Let’s Talk: the God confusion

By Jonathan Soder, Faith Co-Editor  (Photo by Jonathan Soder/The Bison)

The very first amendment made to the United States Constitution protects every citizen’s right to freely practice any religion and to speak their mind.

However, many affiliated with religion, not only in the U.S. but globally, have taken to shouting their mind, including Westboro Baptist Church, radical Muslims, and Richard Dawkins to name a few.

In this contentious context which spans the globe, if a Christian and an atheist walk into a conversation, how can they engage one another without falling into a shouting match?

For self-proclaiming atheist, freshman Noah Cassidy, one surefire way to turn a conversation south is to enter into it with a firm position that is built on a misunderstanding of the core issue.

Cassidy has been on both sides of the argument, and even said that it was an intense study of the Bible which led him to denounce his faith. Though not all atheists are as familiar with the Bible as Cassidy, presenting it as evidence for God is one mistake he said Christians often make.

“If you have absolute faith in God and say, ‘I believe whatever the Bible says,’ that’s okay,” Cassidy said. “But, you’re not going to convince me that God is real because the Bible says so or that evolution is false because the Bible says so.”

Another common Christian misconception of atheism has to do with cosmological origins, how one believes the universe began.

“I get a lot of, ‘You believe everything came from nothing?’ which is obviously wrong” Cassidy said.

“The proper viewpoint of most atheists would be, ‘We don’t know where it all came from,’ not, ‘It appeared out of thin air.’”

It’s remarks like these that indicate a misunderstanding of what Cassidy said is the core issue – individual intent.

“I think the most important thing coming into a conversation is understanding why you’re doing it,” Cassidy said.

“If it’s to prove a point, if it’s to make yourself feel better, then it’s probably not going to work. You’re probably going to make yourself look worse, make yourself feel worse, and no one’s getting their mind changed.”

For Christians, who are told to share the story of Jesus Christ in Mark 16, mustn’t the goal of such a conversation be to persuade the other individual of their need for God’s forgiveness – to prove a point? Assistant professor of philosophy Dr. Tawa Anderson said yes and no.

“Probably the more important part of the answer is no,” Anderson said. “So, let’s say you’re my atheist friend and we’re just at Starbucks and we’re having coffee together – you can’t be just an agenda for me or just a project.”

Such ‘projects’ are a result of the desire to persuade someone of their need for Christ driving the relationship with them. This is backwards Anderson said.

Instead, there should be a genuine relationship established which drives one’s desire to share Christ.

For Anderson, who grew up an atheist, genuine relationships are important because conversion to Christ didn’t come as a result of one particular incident.

Instead it was a 3-year process that included friends, acquaintances, and lots of questions.

“I can point you to the time period that I was brought to Christ,” Anderson said. “But behind that time period there’s a whole lot of other things that had already happened.

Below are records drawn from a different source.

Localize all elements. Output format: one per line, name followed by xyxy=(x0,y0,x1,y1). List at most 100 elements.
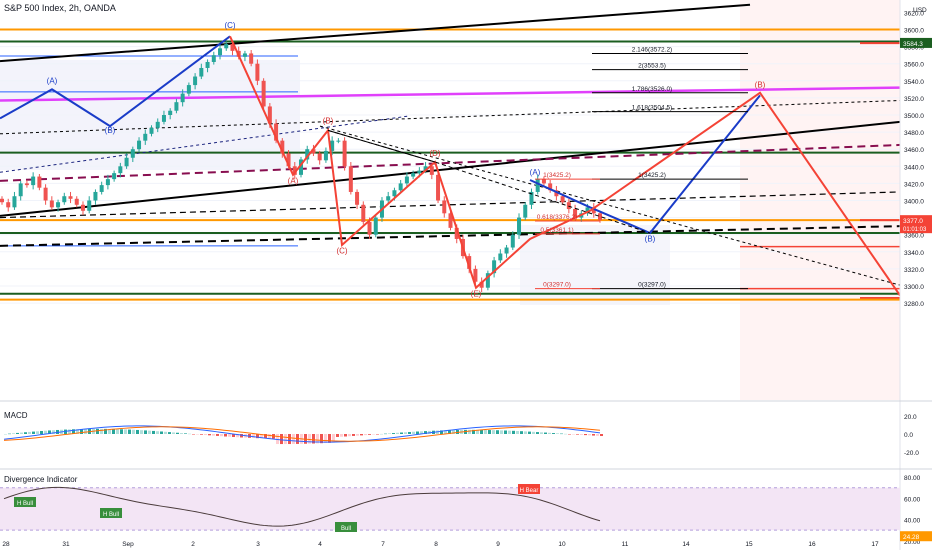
osc-band xyxy=(0,487,900,531)
candle-body xyxy=(485,273,490,288)
candle-body xyxy=(174,102,179,111)
candle-body xyxy=(118,166,123,174)
candle-body xyxy=(492,260,497,274)
macd-bar xyxy=(204,434,207,436)
candle-body xyxy=(591,207,596,214)
macd-bar xyxy=(348,434,351,437)
div-tick: 40.00 xyxy=(904,518,921,525)
macd-bar xyxy=(392,433,395,434)
price-tick: 3360.0 xyxy=(904,233,924,240)
price-tick: 3340.0 xyxy=(904,250,924,257)
candle-body xyxy=(274,123,279,141)
x-tick: 4 xyxy=(318,541,322,548)
x-tick: 17 xyxy=(871,541,879,548)
candle-body xyxy=(299,159,303,175)
macd-bar xyxy=(284,434,287,445)
macd-bar xyxy=(144,430,147,434)
fib-label: 1.786(3526.0) xyxy=(632,86,672,93)
price-tick: 3420.0 xyxy=(904,181,924,188)
macd-bar xyxy=(196,434,199,435)
price-tick: 3580.0 xyxy=(904,45,924,52)
candle-body xyxy=(211,55,216,62)
x-tick: Sep xyxy=(122,541,134,548)
macd-bar xyxy=(236,434,239,438)
price-tick: 3440.0 xyxy=(904,164,924,171)
candle-body xyxy=(541,179,546,184)
trendline-dashed-2 xyxy=(0,191,901,219)
macd-bar xyxy=(164,431,167,434)
macd-bar xyxy=(68,429,71,434)
candle-body xyxy=(267,106,272,124)
macd-bar xyxy=(512,430,515,434)
macd-bar xyxy=(528,431,531,434)
macd-bar xyxy=(108,428,111,434)
osc-line xyxy=(3,486,601,527)
signal-label: H Bull xyxy=(103,512,119,518)
candle-body xyxy=(517,217,522,235)
macd-bar xyxy=(372,434,375,435)
candle-body xyxy=(361,204,366,222)
macd-bar xyxy=(8,433,11,435)
macd-bar xyxy=(404,432,407,434)
candle-body xyxy=(49,200,54,208)
macd-bar xyxy=(152,430,155,434)
price-tick: 3560.0 xyxy=(904,62,924,69)
macd-bar xyxy=(220,434,223,437)
fib-label: 2.146(3572.2) xyxy=(632,46,672,53)
candle-body xyxy=(124,157,129,167)
candle-body xyxy=(161,115,166,122)
candle-body xyxy=(479,281,484,288)
macd-bar xyxy=(148,430,151,434)
trendline-upper xyxy=(0,3,751,63)
macd-bar xyxy=(76,429,79,434)
macd-bar xyxy=(124,429,127,434)
macd-bar xyxy=(20,432,23,434)
macd-bar xyxy=(540,432,543,434)
x-tick: 16 xyxy=(808,541,816,548)
x-tick: 31 xyxy=(62,541,70,548)
candle-body xyxy=(218,48,223,56)
macd-bar xyxy=(416,431,419,434)
macd-bar xyxy=(136,429,139,434)
price-tick: 3600.0 xyxy=(904,28,924,35)
macd-bar xyxy=(532,431,535,434)
macd-bar xyxy=(592,434,595,436)
x-tick: 8 xyxy=(434,541,438,548)
macd-bar xyxy=(32,431,35,434)
trendline-maroon-dashed xyxy=(0,143,901,182)
wave-blue-right xyxy=(529,94,761,235)
macd-bar xyxy=(40,430,43,434)
countdown-text: 01:01:03 xyxy=(903,227,927,233)
macd-bar xyxy=(576,434,579,435)
macd-bar xyxy=(436,430,439,434)
candle-body xyxy=(386,196,391,201)
macd-bar xyxy=(280,434,283,445)
wave-black-dashed xyxy=(327,129,651,234)
macd-bar xyxy=(504,430,507,434)
macd-bar xyxy=(212,434,215,436)
macd-bar xyxy=(324,434,327,444)
candle-body xyxy=(56,202,61,208)
wave-label: (B) xyxy=(323,117,334,126)
macd-bar xyxy=(516,430,519,434)
macd-bar xyxy=(572,434,575,435)
signal-label: Bull xyxy=(341,526,351,532)
candle-body xyxy=(242,53,247,57)
candle-body xyxy=(280,140,285,154)
trendline-middle xyxy=(0,120,901,217)
wave-label: (A) xyxy=(530,168,541,177)
candle-body xyxy=(398,183,403,191)
macd-bar xyxy=(192,434,195,435)
macd-bar xyxy=(396,432,399,434)
macd-bar xyxy=(440,430,443,434)
price-tick: 3480.0 xyxy=(904,130,924,137)
macd-bar xyxy=(384,433,387,435)
candle-body xyxy=(342,140,347,167)
macd-bar xyxy=(184,433,187,434)
candle-body xyxy=(436,174,441,201)
x-tick: 14 xyxy=(682,541,690,548)
macd-bar xyxy=(120,429,123,434)
price-axis xyxy=(900,0,932,400)
macd-bar xyxy=(12,433,15,434)
macd-bar xyxy=(216,434,219,436)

I wouldn’t say that there’s one thing that somebody said [that persuaded me].”

Understanding that witnessing is a process more often than not, Anderson said there are several more things a Christian should avoid.

First, there are times to argue, and times to let things go. Also, a Christian’s primary goal should not be to win the conversation.

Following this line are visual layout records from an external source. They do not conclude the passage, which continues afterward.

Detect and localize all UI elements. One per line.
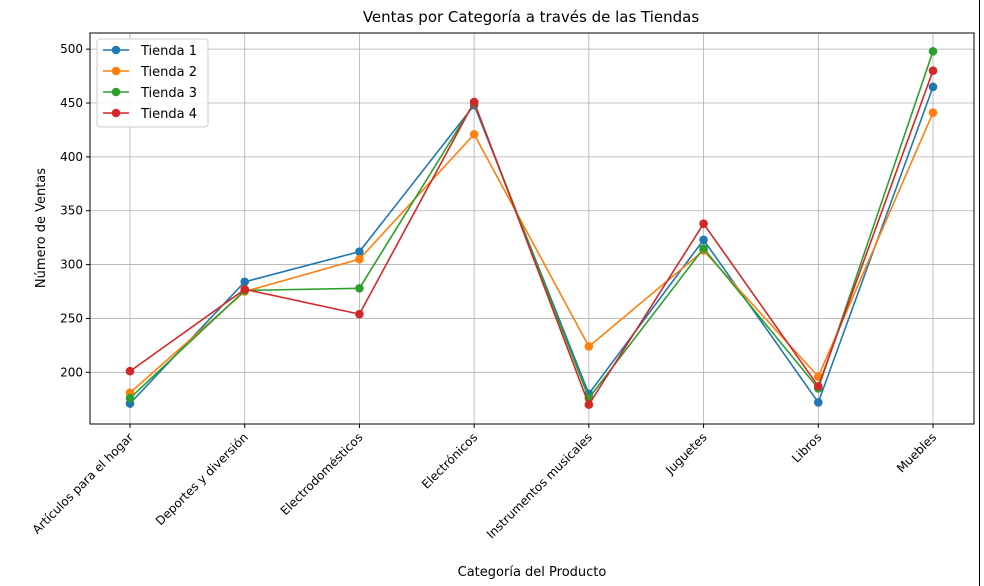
plot-frame: [89, 32, 975, 425]
legend-label: Tienda 3: [140, 86, 197, 101]
data-point: [584, 400, 594, 409]
data-point: [355, 283, 364, 293]
data-point: [928, 108, 938, 118]
legend-box: [96, 38, 209, 128]
data-point: [355, 247, 364, 256]
series-line: [129, 51, 934, 400]
y-tick-label: 250: [60, 311, 83, 325]
y-tick-label: 400: [60, 150, 83, 164]
data-point: [240, 285, 250, 294]
data-point: [240, 277, 250, 287]
data-point: [699, 244, 708, 253]
data-point: [469, 129, 479, 139]
data-point: [928, 82, 938, 92]
y-tick-label: 300: [60, 258, 83, 272]
data-point: [928, 66, 938, 75]
series-line: [129, 70, 934, 407]
y-tick-label: 350: [60, 204, 83, 218]
y-tick-label: 450: [60, 96, 83, 110]
data-point: [355, 254, 364, 264]
legend-label: Tienda 1: [140, 44, 197, 59]
legend: Tienda 1 Tienda 2 Tienda 3 Tienda 4: [96, 38, 209, 128]
legend-marker: [111, 87, 121, 97]
legend-label: Tienda 4: [140, 107, 197, 122]
x-axis-label: Categoría del Producto: [458, 565, 607, 580]
data-point: [699, 219, 708, 228]
legend-marker: [111, 45, 121, 55]
data-point: [125, 366, 135, 376]
legend-item: Tienda 2: [103, 65, 197, 80]
data-point: [584, 342, 594, 351]
y-axis: 200 250 300 350 400 450 500: [60, 42, 90, 379]
legend-item: Tienda 3: [103, 86, 197, 101]
chart-title: Ventas por Categoría a través de las Tie…: [363, 8, 700, 26]
legend-marker: [111, 66, 121, 76]
data-point: [699, 235, 708, 245]
legend-marker: [111, 108, 121, 118]
data-point: [125, 393, 135, 403]
legend-label: Tienda 2: [140, 65, 197, 80]
series-4: [125, 66, 938, 409]
y-tick-label: 200: [60, 365, 83, 379]
legend-item: Tienda 4: [103, 107, 197, 122]
data-point: [813, 382, 823, 391]
data-point: [928, 47, 938, 56]
y-axis-label: Número de Ventas: [34, 168, 49, 288]
data-point: [813, 398, 823, 407]
legend-item: Tienda 1: [103, 44, 197, 59]
data-point: [355, 309, 364, 319]
data-point: [469, 97, 479, 107]
y-tick-label: 500: [60, 42, 83, 56]
series-line: [129, 112, 934, 394]
series-layer: [125, 47, 938, 409]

“We’re focused on the war, not the battle,” Anderson said. “In the long term we want to win a person to Christ. We don’t want to win this battle now. We want to see their life be given to Jesus.

“So, it’s not important that we win a conversation, or that we win an argument or that we make sure that we get our two cents in right now. What’s most important is that we have a relationship where we truly do love the other person and they know that we love them.”

In addition to avoiding misconceptions about atheism, Christians must be aware that atheists too have their own misconceptions.

Cassidy said that one thing many atheists believe falsely is that Christians’ beliefs stem merely from wishful thinking. Another is that Christians share Christ for selfish purposes only.

“Atheists overwhelmingly believe that Christians want to convert for some strange zombie like reason – they just want to spread their power all over the globe,” Cassidy said.

This is part of the danger of having impromptu religious conversations. How does one share their faith, whether they be atheist or Christian, without treating their listener as a potential number in the ranks?

“I think the only appropriate intention is one of very reserved compassion,” Cassidy said. “Like, ‘Really, this is the correct way, and I want to help you but I’m not going to force this on you.’”

While persuasion will often be an underlying desire, and perhaps even should be, both Anderson and Cassidy agree, the goal can’t be to win the day. Instead, these conversations are really about two people sharing their beliefs out of genuine concern for one another’s well-being.